DA REDAÇÃO - O mercado de transporte aéreo de passageiros no Brasil tem potencial para mais do que triplicar de tamanho nos próximos 20 anos, de acordo com estudo divulgado nesta segunda-feira pelo Instituto de Pesquisa Econômica Aplicada (Ipea). A perspectiva tem como base uma taxa de crescimento anual do Produto Interno Bruto (PIB) de 3,5%, considerada conservadora pela instituição.

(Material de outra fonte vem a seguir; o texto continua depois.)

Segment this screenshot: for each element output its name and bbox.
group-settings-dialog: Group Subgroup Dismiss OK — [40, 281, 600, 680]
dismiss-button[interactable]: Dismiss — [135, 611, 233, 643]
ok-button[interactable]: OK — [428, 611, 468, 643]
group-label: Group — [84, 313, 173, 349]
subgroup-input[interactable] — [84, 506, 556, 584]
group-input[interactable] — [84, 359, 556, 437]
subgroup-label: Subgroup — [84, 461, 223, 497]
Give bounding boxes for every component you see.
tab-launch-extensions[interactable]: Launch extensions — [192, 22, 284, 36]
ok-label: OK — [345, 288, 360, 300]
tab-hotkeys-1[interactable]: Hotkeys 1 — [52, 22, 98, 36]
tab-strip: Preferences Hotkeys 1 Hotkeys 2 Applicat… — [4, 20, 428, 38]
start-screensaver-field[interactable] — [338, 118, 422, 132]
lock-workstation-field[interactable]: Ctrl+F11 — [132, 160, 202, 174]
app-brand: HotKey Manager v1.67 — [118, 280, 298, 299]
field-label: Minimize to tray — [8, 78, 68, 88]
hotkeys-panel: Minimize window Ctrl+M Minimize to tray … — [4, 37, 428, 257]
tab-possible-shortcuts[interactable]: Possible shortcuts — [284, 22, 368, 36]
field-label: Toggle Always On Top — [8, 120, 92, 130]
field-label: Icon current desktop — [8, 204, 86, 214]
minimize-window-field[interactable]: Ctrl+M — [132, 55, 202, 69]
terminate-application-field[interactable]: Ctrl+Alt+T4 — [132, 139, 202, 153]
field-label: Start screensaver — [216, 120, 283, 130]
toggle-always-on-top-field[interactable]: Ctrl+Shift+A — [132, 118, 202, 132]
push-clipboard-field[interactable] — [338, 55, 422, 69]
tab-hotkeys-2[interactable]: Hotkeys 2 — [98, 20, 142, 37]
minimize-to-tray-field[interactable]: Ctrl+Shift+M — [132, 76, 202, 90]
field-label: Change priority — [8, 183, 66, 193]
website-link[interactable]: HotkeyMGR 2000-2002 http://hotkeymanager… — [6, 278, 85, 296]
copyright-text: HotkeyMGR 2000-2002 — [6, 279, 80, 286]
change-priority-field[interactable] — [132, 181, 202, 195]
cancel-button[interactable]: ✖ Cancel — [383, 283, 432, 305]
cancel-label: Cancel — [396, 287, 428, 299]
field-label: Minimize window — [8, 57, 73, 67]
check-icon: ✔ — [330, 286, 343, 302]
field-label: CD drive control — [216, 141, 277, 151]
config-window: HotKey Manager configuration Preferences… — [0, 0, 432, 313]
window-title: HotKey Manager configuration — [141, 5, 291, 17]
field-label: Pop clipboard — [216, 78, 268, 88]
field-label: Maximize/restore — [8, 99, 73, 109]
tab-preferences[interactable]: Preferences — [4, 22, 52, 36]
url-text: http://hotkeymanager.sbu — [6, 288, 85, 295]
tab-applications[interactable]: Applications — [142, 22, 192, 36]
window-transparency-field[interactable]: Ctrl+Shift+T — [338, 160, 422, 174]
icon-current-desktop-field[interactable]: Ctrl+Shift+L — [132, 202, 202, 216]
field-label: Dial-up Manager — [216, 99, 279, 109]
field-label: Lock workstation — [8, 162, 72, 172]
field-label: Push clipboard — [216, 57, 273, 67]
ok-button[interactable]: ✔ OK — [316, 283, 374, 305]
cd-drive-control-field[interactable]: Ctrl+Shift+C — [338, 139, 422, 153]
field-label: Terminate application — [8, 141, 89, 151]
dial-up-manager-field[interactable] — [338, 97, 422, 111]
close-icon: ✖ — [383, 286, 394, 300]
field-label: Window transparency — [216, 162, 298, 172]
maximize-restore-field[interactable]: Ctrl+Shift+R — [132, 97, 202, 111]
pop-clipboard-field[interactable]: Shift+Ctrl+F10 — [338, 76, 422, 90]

Por outro lado, o Ipea lista uma série de obstáculos ao crescimento do setor no Brasil, que vão desde saturação e deficiências na infraestrutura até o peso da carga tributária, passando pela falta de planejamento de estratégias para a aviação nas próximas décadas.

De acordo com o estudo, o chamado "custo Brasil", que afeta a competitividade das empresas brasileiras em geral, fica próximo dos 39% no caso das companhias aéreas, bem acima de outros países com os quais as companhias brasileiras concorrem, como as americanas, sujeitas a uma carta tributária de 7,5%, e da União Europeia, onde a tributação fica em 16%, em média.

Em relação à infraestrutura, o instituto destaca que muitos aeroportos já atingem ou estão próximos da capacidade operacional máxima e que a situação deve se agravar a partir de 2013. A data é tomada como base por marcar o início da realização de grandes eventos esportivos no País, começando com a Copa das Confederações, passando pela Copa do Mundo 2014 e os Jogos Olímpicos 2016. A demanda deve crescer também cidades que não estejam diretamente envolvidas com os eventos, pois suas autoridades devem aproveitar a movimentação para atrair negócios para suas regiões.

O estudo traz dados sobre a movimentação nos pátios de alguns dos principais aeroportos do Brasil, indicando o estrangulamento da capacidade de atender a demanda. No aeroporto internacional de Guarulhos, em São Paulo, por exemplo, nos horários de pico são feitas 53 operações por hora, enquanto os pedidos de pousos e decolagens chegam a 65 por hora. Ou seja, a limitação da capacidade impede que esses pedidos sejam atendidos, e os voos acabam sendo deslocados para outros aeroportos.

Por outro lado, o estudo aponta que o crescimento do mercado de transporte aéreo no Brasil pode estimular a modernização da administração aeroportuária e do controle de tráfego aéreo e o aumento da concorrência, com a entrada de novas empresas.

Investimentos

O estudo aponta ainda um total de R$ 2 bilhões aplicados em obras de infraestrutura que estão em andamento no País. Desse montante, o maior percentual foi para São Paulo (19%), Espírito Santo (15%), Rio de Janeiro (13%) e Goiás (12%).

O estudo do Ipea ainda alerta para a necessidade de conter a dispersão de recursos por uma grande diversidade de aeroportos, buscando priorizar as necessidades de demanda. E, na aplicação dos recursos, atender a demanda e a segurança nos terminais, pátios, pistas e sistemas de aproximação e proteção ao voo.